Papa, Chairman and Chief Executive Officer of EOG Resources, Inc. "There is no
specific takeover threat at this time, but the Rights are being adopted due to
the current low equity valuations in the industry."

          The Rights are intended to enable all stockholders of EOG Resources to
realize the long-term value of their investment in the company. The Rights will
not prevent a takeover, but should encourage anyone seeking to acquire the
company to negotiate with the Board prior to attempting a takeover.

          The Rights will be exercisable only if a person or group acquires 15
percent or more of EOG Resources' common stock or announces a tender offer the
consummation of which would



<PAGE>   2
result in ownership by a person or group of 15 percent or more of the common
stock. Each Right will entitle stockholders to buy one one-hundredth of a share
of a new series of junior participating preferred stock at an exercise price of
$90.00.

          If a person or group acquires 15 percent or more of EOG Resources'
outstanding common stock, each Right will entitle its holder (other than such
person or members of such group) to purchase, at the Right's then-current
exercise price, a number of EOG Resources' common shares having a market value
of twice such price. In addition, if EOG Resources is acquired in a merger or
other business combination transaction after a person has acquired 15 percent or
more of the Company's outstanding common stock, each Right will entitle its
holder to purchase, at the then-current exercise price of the Right, a number of
the acquiring company's common shares having a market value of twice such price.
The acquiring person will not be entitled to exercise these Rights.

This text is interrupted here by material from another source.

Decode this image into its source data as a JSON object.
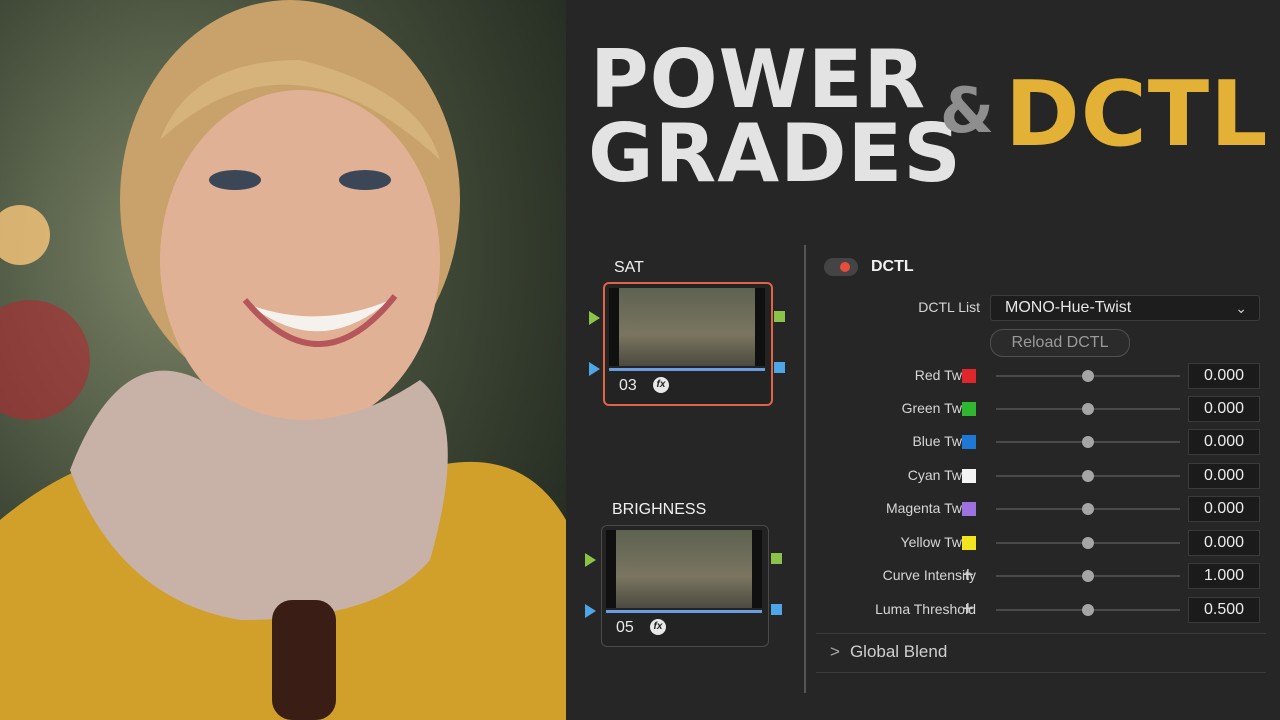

          Prior to the acquisition by a person or group of beneficial ownership
of 15 percent or more of the Company's common stock, the Rights are redeemable
for one cent per Right at the option of the Board of Directors.

          The Board of Directors is also authorized to reduce the 15 percent
thresholds referred to above to not less than 10 percent.

          The dividend distribution will be made on February 24, 2000, payable
to stockholders of record on that date, and is not taxable to stockholders. The
Rights will expire on February 24, 2010.

          EOG Resources, Inc. (formerly Enron Oil & Gas Company) is one of the
largest independent (non-integrated) oil and gas companies in the United States
and is the operator of substantial proved reserves in the U.S., Canada and
offshore Trinidad. EOG Resources is listed on the New York Stock Exchange and is
traded under the ticker symbol, "EOG."